Je ne dormis pas cette nuit et me contentai de faire mes exercices. La sueur coulait sur mon front, mes articulations craquaient au bout d'un moment, mais c'était ma passerelle. Mon seul espoir de faire parler de moi dans le monde, de la rendre fière, de lui montrer que j'avais la carrure pour rester parmi eux, de la faire revenir... Je ne voulais pas avoir à m'excuser auprès de papa pour avoir fait partir maman...

Mais le lendemain, ce fut à cet immonde gnome que je dus, sur ordre de papa, m'excuser...

- « Désolée de t'avoir fait ma- »

Il me cracha au visage.

- « Va jouer à la poupée Weasley ! » lança un de ses potes ; Jonathan. « Soit déjà contente qu'on t'en colle pas une ! »

- « Ouais, mon grand-frère il te casserait la gue- »

- « Jonathan ! Greg ! À l'entraînement ! » gronda Dawson, les poings sur les hanches.

- « Okkkk... Oh, Weasley, tu viens aussi ? » demanda Greg d'une voix mielleuse. « Ah oui, c'est vrai ; t'as été virée ! » lança-t-il avant de partir en riant avec son pote.

- « Je sais pas s'qui m'retient- » grommelai-je en mordant l'intérieur de ma joue.

- « Pas tes nerfs, ça c'est certain. » répondit le capitaine en croisant ses bras sur son torse. « Mais fait pas l'andouille ; ils n'attendent que ça.

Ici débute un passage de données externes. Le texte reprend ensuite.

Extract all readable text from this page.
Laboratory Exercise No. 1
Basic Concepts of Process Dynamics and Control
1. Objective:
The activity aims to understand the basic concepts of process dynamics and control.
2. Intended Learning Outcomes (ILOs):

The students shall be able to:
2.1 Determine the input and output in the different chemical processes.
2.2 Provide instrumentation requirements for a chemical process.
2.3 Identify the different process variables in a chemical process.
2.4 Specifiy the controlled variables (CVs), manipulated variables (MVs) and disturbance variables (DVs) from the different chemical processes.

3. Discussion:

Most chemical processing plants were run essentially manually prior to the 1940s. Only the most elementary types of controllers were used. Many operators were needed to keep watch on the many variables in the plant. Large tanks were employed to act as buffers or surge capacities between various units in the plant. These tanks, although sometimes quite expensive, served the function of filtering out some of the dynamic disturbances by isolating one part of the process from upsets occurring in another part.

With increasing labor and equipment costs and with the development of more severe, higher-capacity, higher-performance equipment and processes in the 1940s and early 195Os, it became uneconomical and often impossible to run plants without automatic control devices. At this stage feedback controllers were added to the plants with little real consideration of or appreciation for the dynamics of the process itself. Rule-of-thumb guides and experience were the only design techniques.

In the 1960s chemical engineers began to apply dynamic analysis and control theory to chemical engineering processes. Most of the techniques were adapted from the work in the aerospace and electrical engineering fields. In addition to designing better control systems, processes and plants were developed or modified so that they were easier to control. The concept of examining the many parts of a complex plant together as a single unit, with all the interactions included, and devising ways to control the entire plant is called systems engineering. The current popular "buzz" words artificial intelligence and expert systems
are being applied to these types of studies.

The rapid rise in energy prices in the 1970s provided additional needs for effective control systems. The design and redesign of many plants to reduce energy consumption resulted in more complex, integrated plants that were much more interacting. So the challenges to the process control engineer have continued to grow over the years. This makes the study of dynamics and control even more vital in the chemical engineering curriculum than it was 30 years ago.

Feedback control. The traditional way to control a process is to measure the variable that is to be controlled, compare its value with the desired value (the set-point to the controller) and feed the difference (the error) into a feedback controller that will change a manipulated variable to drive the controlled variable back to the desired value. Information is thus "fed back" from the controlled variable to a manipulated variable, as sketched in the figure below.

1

T'es une proie facile pour eux. » ajouta-t-il en me toisant de toute sa hauteur. « Enfin, juste, que tu saches ; j'ai réussi à te couvrir pour les petits incidents, mais si tu le refais une fois de plus... faudra plus compter sur moi. » annonça-t-il avant de tourner les talons et partir. « Allez, bye Poil de carotte ! » lança-t-il en levant une main en l'air.

Laisser des Moldus m'insulter... laisser couler tout ça... 'ok' m'étais-je dit d'une voix à peine audible en réajustant mon sac sur mes épaules. 'On va y arriver.'

- « Ben en fait, on est déjà quatre... » commença timidement une fille de ma classe.

- « On veut pas de toi. » coupa une de ses amies.

- « Et je peux savoir pourquoi ? » demandai-je en essayant de cacher mon amertume ; elles se regardèrent toutes puis me regardèrent de haut en bas.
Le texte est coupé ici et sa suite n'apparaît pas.